This week on my podcast, I read my November 2020 Locus column, Past Performance is Not Indicative of Future Results, a critical piece on machine learning and artificial intelligence that takes aim at the fallacy that improvements to statistical inference will someday produce a conscious, cognitive software construct. It’s a followup to my July 2020 column, Full Employment, which critiques the fear/aspiration of automation-driven unemployment.

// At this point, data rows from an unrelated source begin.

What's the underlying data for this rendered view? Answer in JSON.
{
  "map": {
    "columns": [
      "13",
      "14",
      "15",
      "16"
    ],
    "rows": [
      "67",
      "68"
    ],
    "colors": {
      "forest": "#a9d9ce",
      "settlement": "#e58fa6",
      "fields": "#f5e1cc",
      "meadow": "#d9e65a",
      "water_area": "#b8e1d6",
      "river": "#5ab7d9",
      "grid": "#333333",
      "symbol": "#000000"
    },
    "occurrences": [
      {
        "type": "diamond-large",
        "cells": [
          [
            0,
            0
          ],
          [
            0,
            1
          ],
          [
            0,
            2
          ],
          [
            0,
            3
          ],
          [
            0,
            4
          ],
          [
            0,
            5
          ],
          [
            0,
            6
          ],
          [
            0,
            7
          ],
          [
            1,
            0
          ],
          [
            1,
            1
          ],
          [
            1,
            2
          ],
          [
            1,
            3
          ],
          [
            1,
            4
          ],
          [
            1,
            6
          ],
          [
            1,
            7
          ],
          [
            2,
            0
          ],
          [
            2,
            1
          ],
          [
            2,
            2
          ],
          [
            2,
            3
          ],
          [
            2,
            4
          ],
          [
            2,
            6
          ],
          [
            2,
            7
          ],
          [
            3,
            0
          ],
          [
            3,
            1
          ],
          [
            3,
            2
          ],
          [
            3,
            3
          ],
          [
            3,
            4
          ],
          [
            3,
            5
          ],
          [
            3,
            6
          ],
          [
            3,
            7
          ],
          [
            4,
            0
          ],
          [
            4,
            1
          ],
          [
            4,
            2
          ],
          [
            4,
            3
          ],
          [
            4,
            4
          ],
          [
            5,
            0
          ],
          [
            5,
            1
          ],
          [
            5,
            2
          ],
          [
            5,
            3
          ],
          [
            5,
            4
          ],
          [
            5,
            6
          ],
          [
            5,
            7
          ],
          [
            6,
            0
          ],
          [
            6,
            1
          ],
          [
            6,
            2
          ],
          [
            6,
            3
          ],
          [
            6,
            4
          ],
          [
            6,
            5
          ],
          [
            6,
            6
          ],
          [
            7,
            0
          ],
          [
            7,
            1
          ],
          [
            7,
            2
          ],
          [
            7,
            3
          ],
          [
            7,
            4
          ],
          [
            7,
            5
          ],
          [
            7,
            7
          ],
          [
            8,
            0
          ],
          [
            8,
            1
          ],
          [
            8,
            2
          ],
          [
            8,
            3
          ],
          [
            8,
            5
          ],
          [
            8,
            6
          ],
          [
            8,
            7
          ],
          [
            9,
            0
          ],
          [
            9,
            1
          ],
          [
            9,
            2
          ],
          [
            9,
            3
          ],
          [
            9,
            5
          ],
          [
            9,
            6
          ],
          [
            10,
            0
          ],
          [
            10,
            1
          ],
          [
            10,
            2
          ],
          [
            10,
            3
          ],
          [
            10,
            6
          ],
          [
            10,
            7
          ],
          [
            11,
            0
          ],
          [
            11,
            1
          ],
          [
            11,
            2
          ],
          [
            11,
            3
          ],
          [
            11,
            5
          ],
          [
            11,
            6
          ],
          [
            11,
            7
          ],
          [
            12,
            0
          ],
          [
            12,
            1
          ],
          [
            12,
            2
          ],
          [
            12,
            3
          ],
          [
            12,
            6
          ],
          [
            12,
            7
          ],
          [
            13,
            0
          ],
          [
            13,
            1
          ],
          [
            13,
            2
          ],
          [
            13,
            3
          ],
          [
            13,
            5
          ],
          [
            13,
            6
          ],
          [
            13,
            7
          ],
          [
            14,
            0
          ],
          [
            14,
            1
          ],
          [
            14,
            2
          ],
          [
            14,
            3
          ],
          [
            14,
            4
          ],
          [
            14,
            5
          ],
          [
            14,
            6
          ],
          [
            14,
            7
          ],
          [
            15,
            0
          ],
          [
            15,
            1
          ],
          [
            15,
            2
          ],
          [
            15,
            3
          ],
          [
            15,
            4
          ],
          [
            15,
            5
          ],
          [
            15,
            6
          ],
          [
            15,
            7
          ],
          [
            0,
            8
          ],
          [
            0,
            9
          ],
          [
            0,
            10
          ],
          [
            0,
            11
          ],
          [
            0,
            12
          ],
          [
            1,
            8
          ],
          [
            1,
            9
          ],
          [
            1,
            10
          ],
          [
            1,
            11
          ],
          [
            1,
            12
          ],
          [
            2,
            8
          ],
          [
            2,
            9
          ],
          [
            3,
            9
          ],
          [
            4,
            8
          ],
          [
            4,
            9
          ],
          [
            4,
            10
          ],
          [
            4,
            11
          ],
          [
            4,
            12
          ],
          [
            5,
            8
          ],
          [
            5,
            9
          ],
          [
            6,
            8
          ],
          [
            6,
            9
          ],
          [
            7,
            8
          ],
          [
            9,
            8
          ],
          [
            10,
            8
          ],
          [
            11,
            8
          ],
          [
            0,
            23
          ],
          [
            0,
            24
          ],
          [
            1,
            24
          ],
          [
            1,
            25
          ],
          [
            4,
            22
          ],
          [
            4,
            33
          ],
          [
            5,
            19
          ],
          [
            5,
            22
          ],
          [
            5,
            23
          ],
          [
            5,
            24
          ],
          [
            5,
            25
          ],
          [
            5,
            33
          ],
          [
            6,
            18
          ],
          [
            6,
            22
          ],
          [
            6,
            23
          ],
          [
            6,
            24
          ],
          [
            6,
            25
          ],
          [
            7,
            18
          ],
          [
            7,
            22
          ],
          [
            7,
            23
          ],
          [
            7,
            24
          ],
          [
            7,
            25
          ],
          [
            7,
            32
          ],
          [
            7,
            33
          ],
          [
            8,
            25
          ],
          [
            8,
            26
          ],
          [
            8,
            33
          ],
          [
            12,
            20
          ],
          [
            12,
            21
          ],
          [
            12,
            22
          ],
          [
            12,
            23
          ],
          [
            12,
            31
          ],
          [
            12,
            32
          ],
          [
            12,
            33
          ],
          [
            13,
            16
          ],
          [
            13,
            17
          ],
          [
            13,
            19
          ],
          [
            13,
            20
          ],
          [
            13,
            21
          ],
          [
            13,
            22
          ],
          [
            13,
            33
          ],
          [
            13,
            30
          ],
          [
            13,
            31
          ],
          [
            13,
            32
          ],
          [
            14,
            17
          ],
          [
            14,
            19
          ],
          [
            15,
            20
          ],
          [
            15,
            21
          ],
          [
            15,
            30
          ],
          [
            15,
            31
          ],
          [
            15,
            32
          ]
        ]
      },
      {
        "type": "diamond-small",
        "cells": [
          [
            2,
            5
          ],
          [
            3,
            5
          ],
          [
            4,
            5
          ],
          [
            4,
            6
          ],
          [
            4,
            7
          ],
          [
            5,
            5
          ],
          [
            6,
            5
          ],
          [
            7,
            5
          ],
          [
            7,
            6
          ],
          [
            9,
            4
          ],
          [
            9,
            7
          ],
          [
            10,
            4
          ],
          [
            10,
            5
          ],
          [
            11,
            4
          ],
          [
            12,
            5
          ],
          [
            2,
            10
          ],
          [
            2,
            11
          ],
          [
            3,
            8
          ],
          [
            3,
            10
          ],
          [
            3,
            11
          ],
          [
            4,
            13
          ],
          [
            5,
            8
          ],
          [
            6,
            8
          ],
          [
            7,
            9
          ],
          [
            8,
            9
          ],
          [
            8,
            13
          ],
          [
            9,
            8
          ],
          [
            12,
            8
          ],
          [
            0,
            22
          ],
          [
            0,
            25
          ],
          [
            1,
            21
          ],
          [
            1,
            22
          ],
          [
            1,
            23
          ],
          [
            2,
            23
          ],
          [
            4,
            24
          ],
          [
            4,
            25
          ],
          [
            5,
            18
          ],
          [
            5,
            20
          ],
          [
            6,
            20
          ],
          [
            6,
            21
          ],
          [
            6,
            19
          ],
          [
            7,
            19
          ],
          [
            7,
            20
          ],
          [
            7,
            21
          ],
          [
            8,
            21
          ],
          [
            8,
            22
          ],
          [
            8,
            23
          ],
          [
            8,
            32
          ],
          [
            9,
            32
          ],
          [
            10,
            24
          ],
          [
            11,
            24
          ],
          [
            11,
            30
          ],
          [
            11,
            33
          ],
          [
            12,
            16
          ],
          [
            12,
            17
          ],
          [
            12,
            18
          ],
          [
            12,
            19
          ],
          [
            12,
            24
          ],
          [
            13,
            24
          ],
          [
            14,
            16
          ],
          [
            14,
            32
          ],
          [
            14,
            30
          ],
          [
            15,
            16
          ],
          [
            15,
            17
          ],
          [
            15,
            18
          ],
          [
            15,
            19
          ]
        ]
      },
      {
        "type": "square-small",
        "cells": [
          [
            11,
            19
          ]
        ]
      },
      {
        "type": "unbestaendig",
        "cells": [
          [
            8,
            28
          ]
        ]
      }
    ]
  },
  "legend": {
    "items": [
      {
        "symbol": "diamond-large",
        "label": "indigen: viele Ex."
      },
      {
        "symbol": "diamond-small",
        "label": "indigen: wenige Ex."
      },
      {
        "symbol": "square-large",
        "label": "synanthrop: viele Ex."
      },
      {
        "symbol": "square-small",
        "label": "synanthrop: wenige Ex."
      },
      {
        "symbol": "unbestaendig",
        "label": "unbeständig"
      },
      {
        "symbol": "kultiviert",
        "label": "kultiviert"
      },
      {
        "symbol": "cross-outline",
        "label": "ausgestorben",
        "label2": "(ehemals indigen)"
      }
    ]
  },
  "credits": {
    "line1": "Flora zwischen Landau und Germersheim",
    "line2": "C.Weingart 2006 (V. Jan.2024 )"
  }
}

The problems of theory-free statistical inference go far beyond hallucinating faces in the snow. Anyone who’s ever taken a basic stats course knows that “correlation isn’t causation.” For example, maybe the reason cops find more crime in Black neighborhoods because they harass Black people more with pretextual stops and searches that give them the basis to unfairly charge them, a process that leads to many unjust guilty pleas because the system is rigged to railroad people into pleading guilty rather than fighting charges.
Understanding that relationship requires “thick description” – an anthropologist’s term for paying close attention to the qualitative experience of the subjects of a data-set. Clifford Geertz’s classic essay of the same name talks about the time he witnessed one of his subjects wink at the other, and he wasn’t able to determine whether it was flirtation, aggression, a tic, or dust in the eye. The only way to find out was to go and talk to both people and uncover the qualitative, internal, uncomputable parts of the experience.
Quantitative disciplines are notorious for incinerating the qualitative elements on the basis that they can’t be subjected to mathematical analysis. What’s left behind is a quantitative residue of dubious value… but at least you can do math with it. It’s the statistical equivalent to looking for your keys under a streetlight because it’s too dark where you dropped them.